El inasible Vladek, checo o polaco o ruso, qué más da (aunque Wagenstein nos dice que para componer este personaje se inspiró en tres militantes antifascistas búlgaros que trabajaron para los servicios de inteligencia soviéticos). Por la ventana Vladek, entre muchas otras cosas, tenemos un atisbo de la guerra civil española, del frente de Teruel, de los brigadistas internacionales. Otro sobreviviente del naufragio europeo, arrojado a la miserable playa del barrio de Hongkou.

Leo Levin, el rabino del gueto judío de Shanghai, tan heterodoxo que celebra el shabat en un templo budista...

Un momento, a ver: ¿un gueto judío, en Shanghai? Pues sí: Hongkou, viejo distrito superpoblado de indigentes, fue uno de los mayores guetos judíos del mundo entre 1939 y el final de la Segunda Guerra. Nada menos que 23.000 judíos se hacinaron en sus míseras, insalubres callejuelas, y gracias a esta insólita hospitalidad muchos de ellos salvaron la vida. "Porque durante los años en que las grandes democracias miraban con indiferencia los preparativos del genocidio tramado por Hitler, Shanghai, con su estatuto limitado de ciudad abierta, fue el único lugar del mundo que acogió y dio asilo y una salvación extremadamente cara a unos veinte mil judíos alemanes y austríacos, intelectuales en su mayoría, y a otros tres mil ochocientos judíos de otros países ocupados, que lograron llegar hasta allí antes de que los crematorios oscurecieran el cielo de Europa con su espeso humo".
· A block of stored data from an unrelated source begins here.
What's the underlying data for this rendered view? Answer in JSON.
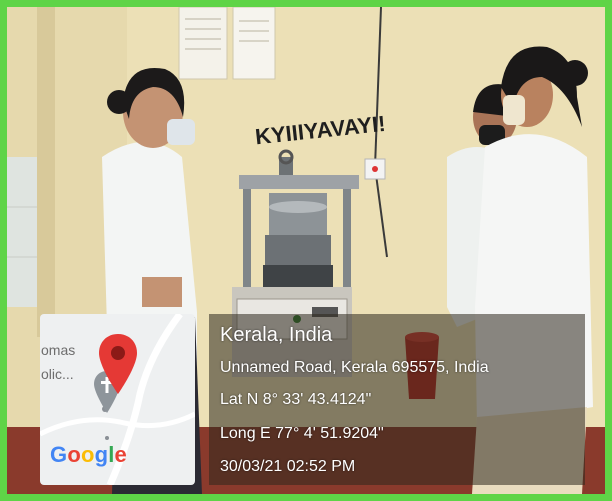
{
  "location": {
    "title": "Kerala, India",
    "address": "Unnamed Road, Kerala 695575, India",
    "latitude": "Lat N 8° 33' 43.4124\"",
    "longitude": "Long E 77° 4' 51.9204\"",
    "datetime": "30/03/21 02:52 PM"
  },
  "map": {
    "place_line1": "omas",
    "place_line2": "olic...",
    "logo_letters": [
      "G",
      "o",
      "o",
      "g",
      "l",
      "e"
    ],
    "logo_colors": [
      "#4285f4",
      "#ea4335",
      "#fbbc05",
      "#4285f4",
      "#34a853",
      "#ea4335"
    ],
    "pin_color": "#e53935"
  },
  "photo": {
    "wall_sign": "KYIIIYAVAYI!"
  },
  "colors": {
    "border": "#5fd447"
  }
}
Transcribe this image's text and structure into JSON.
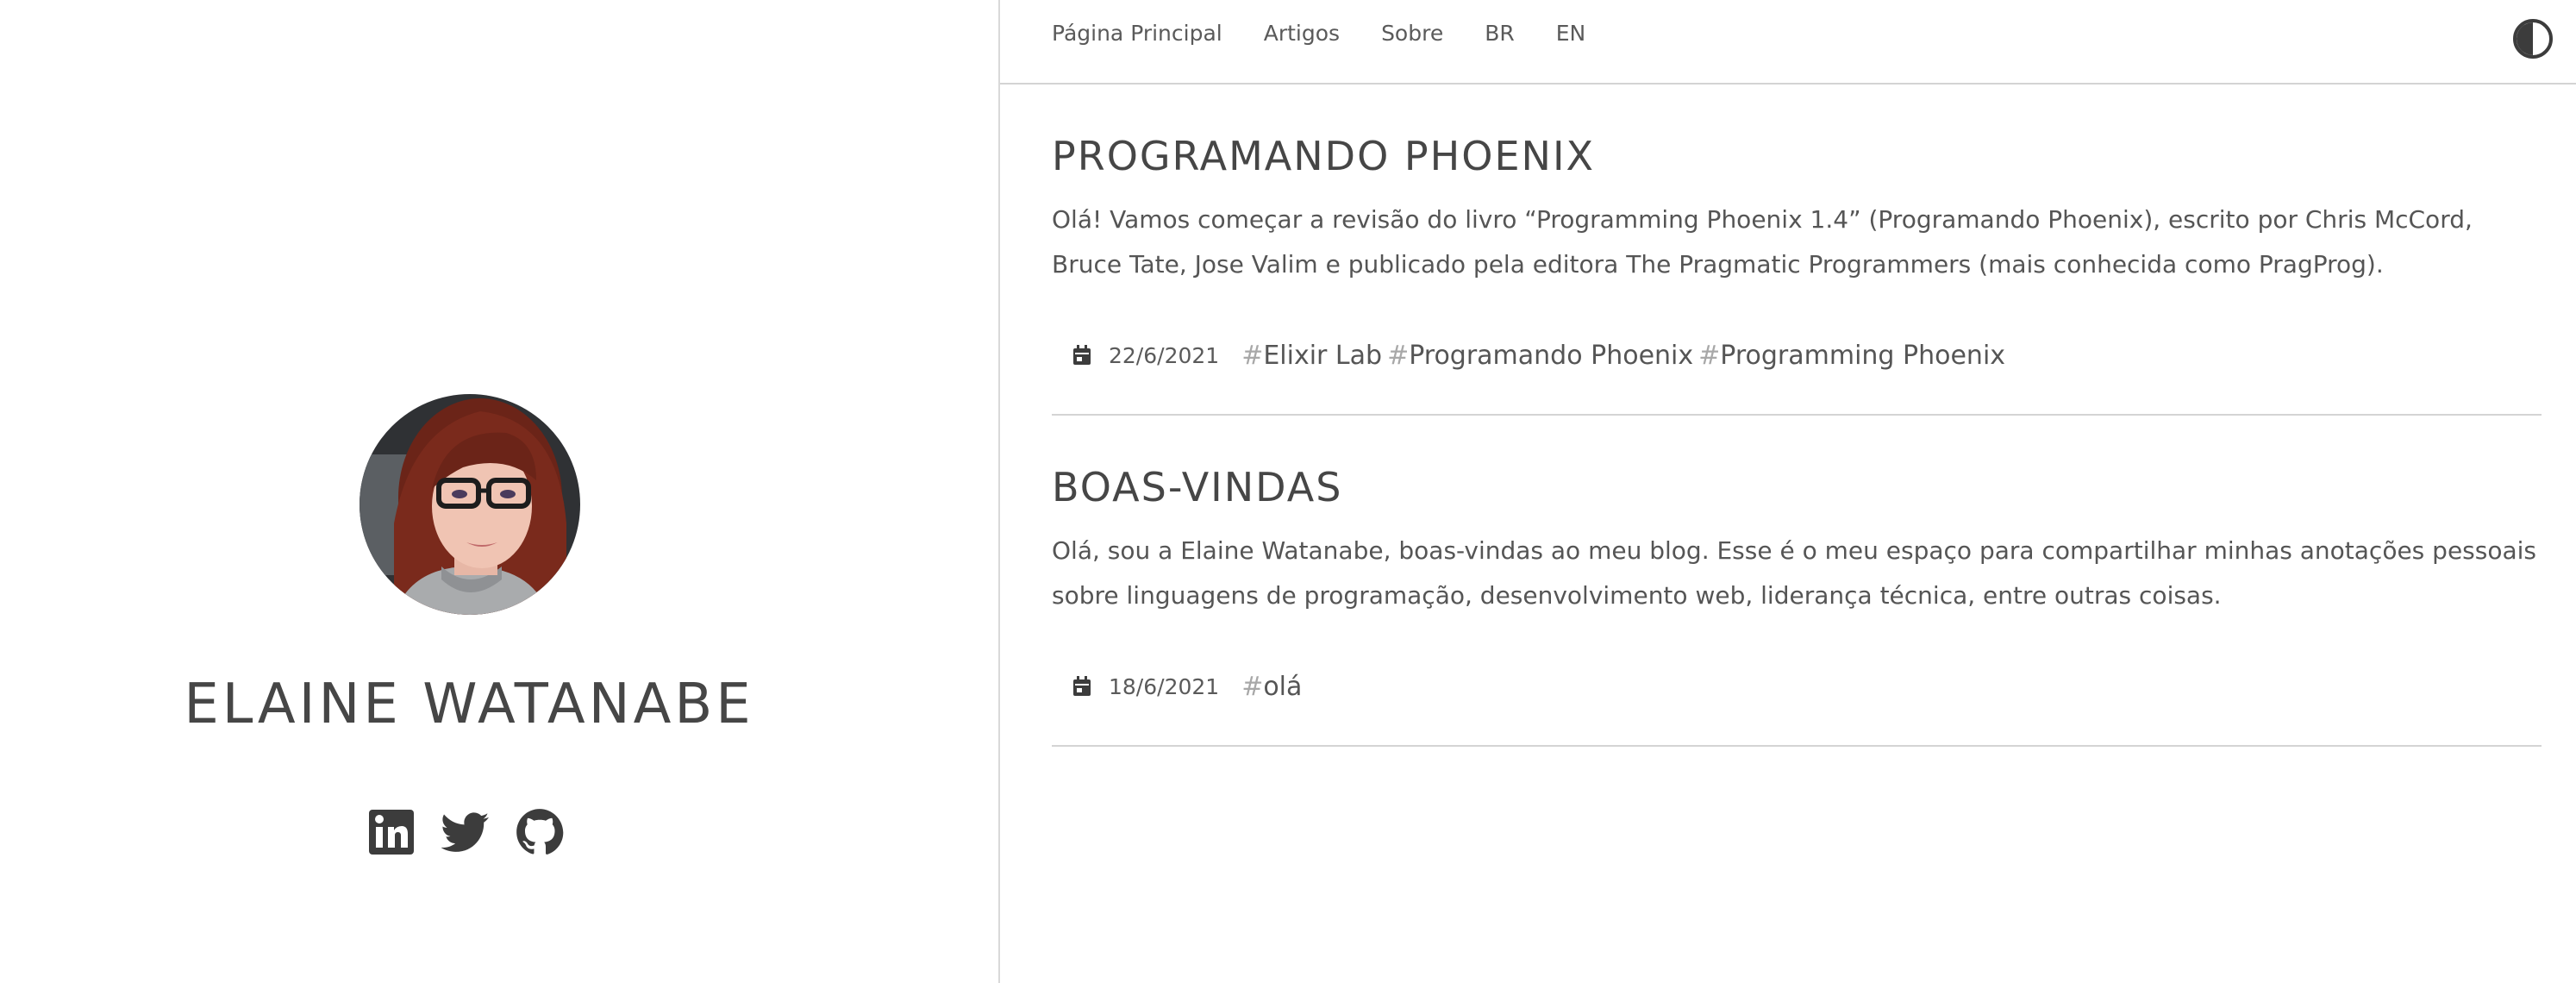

Este es el sorprendente telón de fondo de la superproducción hollywoodense de Wagenstein. Quien nos sorprende, una vez más, contándonos historias de judíos europeos que no han dejado huella en los libros de Historia. Historias fantásticas hasta el absurdo, como las que pueblan El Pentateuco de Isaac, o entreveradas de melodrama e intrigas internacionales. En ambos casos, memoria rescatada, respeto de la Historia con mayúsculas ("porque las cosas existen independientemente de nuestros puntos de vista: son como son") y placer narrativo. ¿Qué más se le puede pedir a un escritor?


ANGEL WAGENSTEIN: ADIÓS, SHANGHAI. Libros del Asteroide (Barcelona), 2009, 416 páginas.